SoFi shares dropped 8% in premarket trading on Wednesday after the company issued unchanged full-year revenue guidance, disappointing investors following a record first quarter.
The company reaffirmed its 2026 revenue target of $4.66 billion and earnings of 60 cents per share, matching Wall Street’s expectations. This cautious guidance followed a record first-quarter adjusted revenue of $1.1 billion, up 41% from last year, and reflects management’s response to economic uncertainty, high oil prices from Middle East tensions, and ongoing high interest rates.
SoFi’s first-quarter results were strong. Total loan originations reached $12.2 billion, driven by growth in personal, student, and home loans. Net interest income rose 39% to $693 million, and fee-based revenues increased 23% to $386.8 million. Earnings per share doubled to 12 cents. Membership grew 35% to 14.7 million, highlighting SoFi’s progress in competing with traditional banks.
CEO Anthony Noto said consumer credit remains healthy, citing record first-quarter loan growth and continued strong demand for the second quarter.
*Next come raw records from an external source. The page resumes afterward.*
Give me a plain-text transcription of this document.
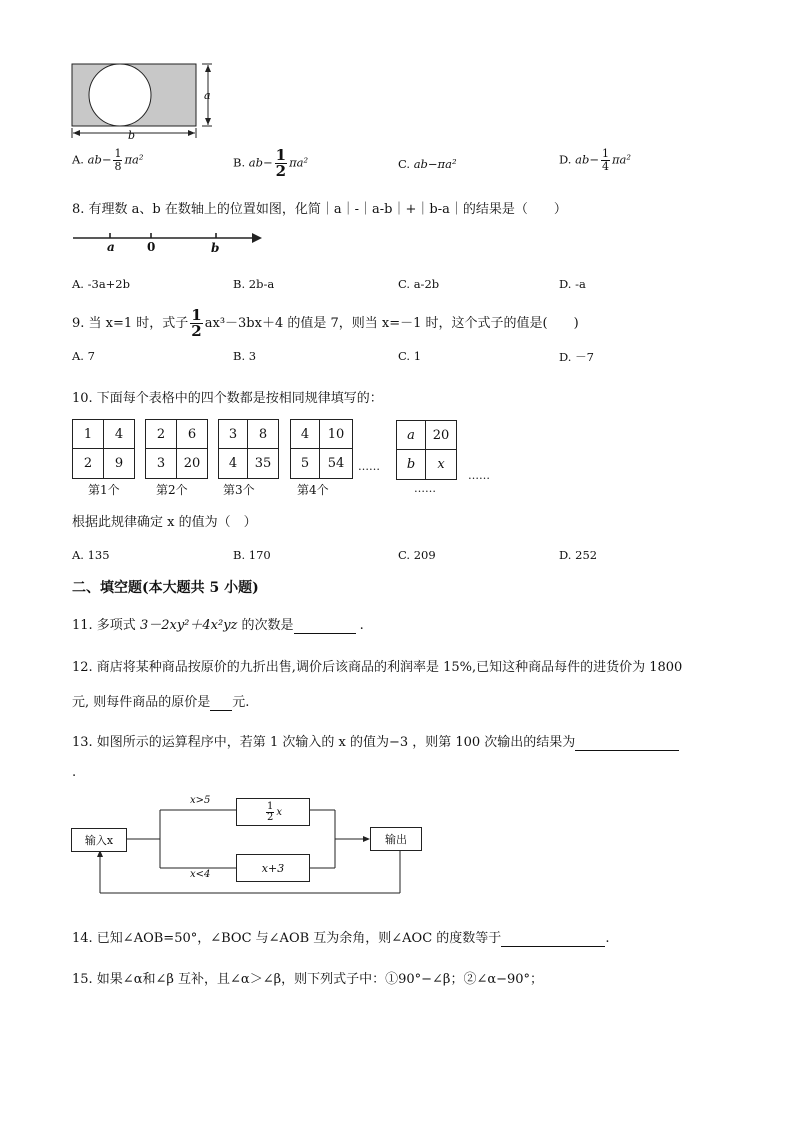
a
b
A. $ab- \frac{1}{8} \pi a^2$	B. $ab- \frac{1}{2} \pi a^2$	C. ab−πa²	D. $ab- \frac{1}{4} \pi a^2$
8. 有理数 a、b 在数轴上的位置如图，化简｜a｜-｜a-b｜+｜b-a｜的结果是（　　）
a	0	b
A. -3a+2b	B. 2b-a	C. a-2b	D. -a
9. 当 x=1 时，式子 $\frac{1}{2} ax^3-3bx+4$ 的值是 7，则当 x=－1 时，这个式子的值是(　　)
A. 7	B. 3	C. 1	D. －7
10. 下面每个表格中的四个数都是按相同规律填写的：
1	4
2	9
2	6
3	20
3	8
4	35
4	10
5	54 ……
a	20
b	x
……
第1个	第2个	第3个	第4个	……
根据此规律确定 x 的值为（　）
A. 135	B. 170	C. 209	D. 252
二、填空题(本大题共 5 小题)
11. 多项式 3－2xy²＋4x²yz 的次数是	.
12. 商店将某种商品按原价的九折出售,调价后该商品的利润率是 15%,已知这种商品每件的进货价为 1800
元, 则每件商品的原价是 元.
13. 如图所示的运算程序中，若第 1 次输入的 x 的值为−3 ，则第 100 次输出的结果为
.
输入x	输出
$\frac{1}{2}$ x
x+3
x>5
x<4
14. 已知∠AOB=50°，∠BOC 与∠AOB 互为余角，则∠AOC 的度数等于	.
15. 如果∠α和∠β 互补，且∠α＞∠β，则下列式子中：①90°−∠β；②∠α−90°；
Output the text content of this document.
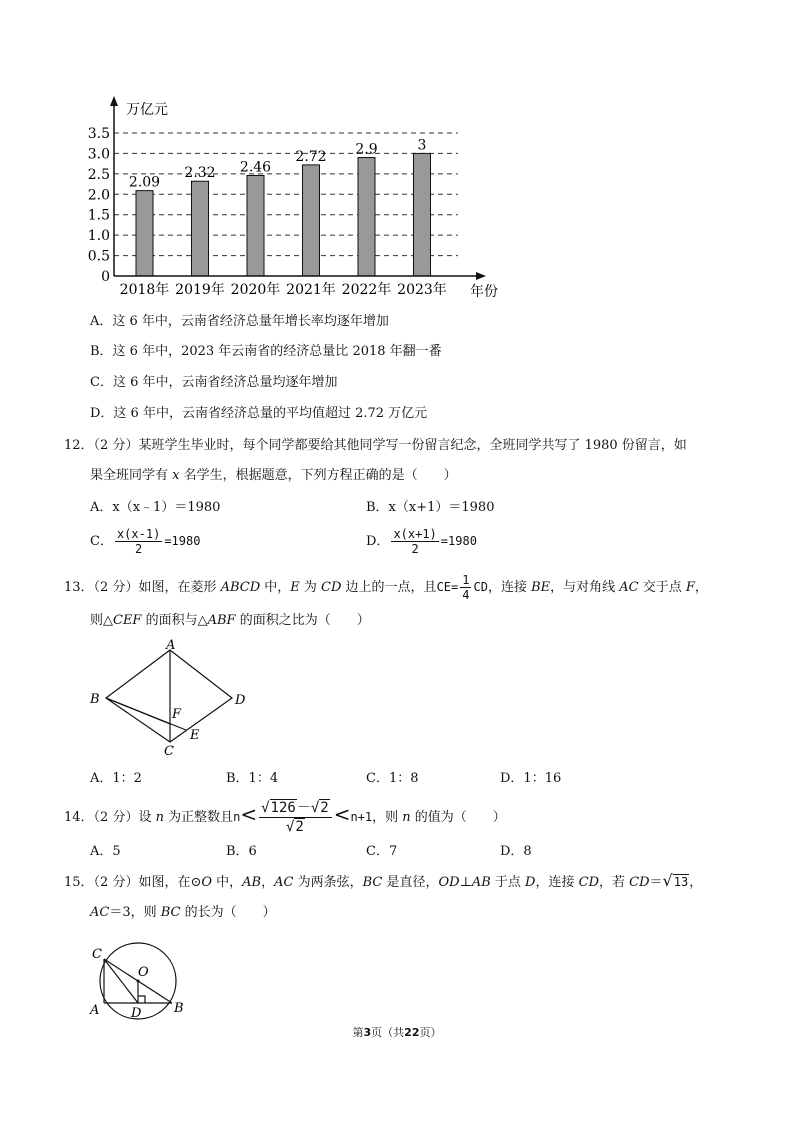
0
0.5
1.0
1.5
2.0
2.5
3.0
3.5
2018年 2019年 2020年 2021年 2022年 2023年
2.09
2.32 2.46
2.72 2.9	3
万亿元
年份
A．这 6 年中，云南省经济总量年增长率均逐年增加
B．这 6 年中，2023 年云南省的经济总量比 2018 年翻一番
C．这 6 年中，云南省经济总量均逐年增加
D．这 6 年中，云南省经济总量的平均值超过 2.72 万亿元
12．（2 分）某班学生毕业时，每个同学都要给其他同学写一份留言纪念，全班同学共写了 1980 份留言，如
果全班同学有 x 名学生，根据题意，下列方程正确的是（　　）
A．x（x﹣1）＝1980	B．x（x+1）＝1980
C． $\frac{x(x-1)}{2} =1980$	D． $\frac{x(x+1)}{2} =1980$
13．（2 分）如图，在菱形 ABCD 中，E 为 CD 边上的一点，且$CE= \frac{1}{4}$ CD，连接 BE，与对角线 AC 交于点 F，
则△CEF 的面积与△ABF 的面积之比为（　　）
A
B
C
D
E
F
A．1：2	B．1：4	C．1：8	D．1：16
14．（2 分）设 n 为正整数且$n< \frac{√126-√2}{√2} <n+1$，则 n 的值为（　　）
A．5	B．6	C．7	D．8
15．（2 分）如图，在⊙O 中，AB，AC 为两条弦，BC 是直径，OD⊥AB 于点 D，连接 CD，若 CD＝√13，
AC＝3，则 BC 的长为（　　）
C
O
A D	B
第3页（共22页）
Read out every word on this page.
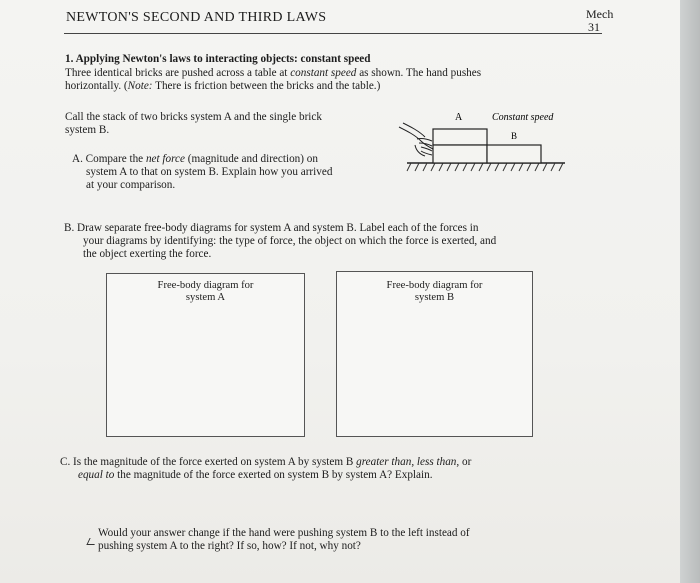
NEWTON'S SECOND AND THIRD LAWS	Mech
31
1. Applying Newton's laws to interacting objects: constant speed
Three identical bricks are pushed across a table at constant speed as shown. The hand pushes
horizontally. (Note: There is friction between the bricks and the table.)
Call the stack of two bricks system A and the single brick
system B.
A
B
Constant speed
A. Compare the net force (magnitude and direction) on
system A to that on system B. Explain how you arrived
at your comparison.
B. Draw separate free-body diagrams for system A and system B. Label each of the forces in
your diagrams by identifying: the type of force, the object on which the force is exerted, and
the object exerting the force.
Free-body diagram for
system A
Free-body diagram for
system B
C. Is the magnitude of the force exerted on system A by system B greater than, less than, or
equal to the magnitude of the force exerted on system B by system A? Explain.
Would your answer change if the hand were pushing system B to the left instead of
pushing system A to the right? If so, how? If not, why not?
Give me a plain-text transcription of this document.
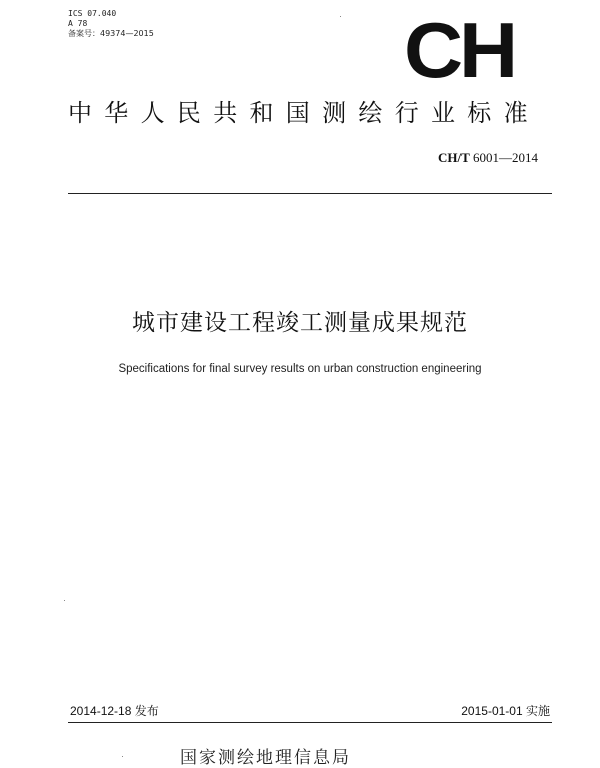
ICS 07.040
A 78
备案号：49374—2015	CH
中华人民共和国测绘行业标准
CH/T 6001—2014
城市建设工程竣工测量成果规范
Specifications for final survey results on urban construction engineering
2014-12-18 发布	2015-01-01 实施
国家测绘地理信息局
Point-of-sale debit spending and credit performance met expectations.
SoFi is taking on traditional financial institutions, which Noto said are held back by outdated and fragmented technology. The company’s mobile-first approach, offering personal loans, credit cards, IPO investing, and savings, appeals to younger, digital-focused consumers. Fintech platforms are targeting this group as traditional banks fall behind in modernization.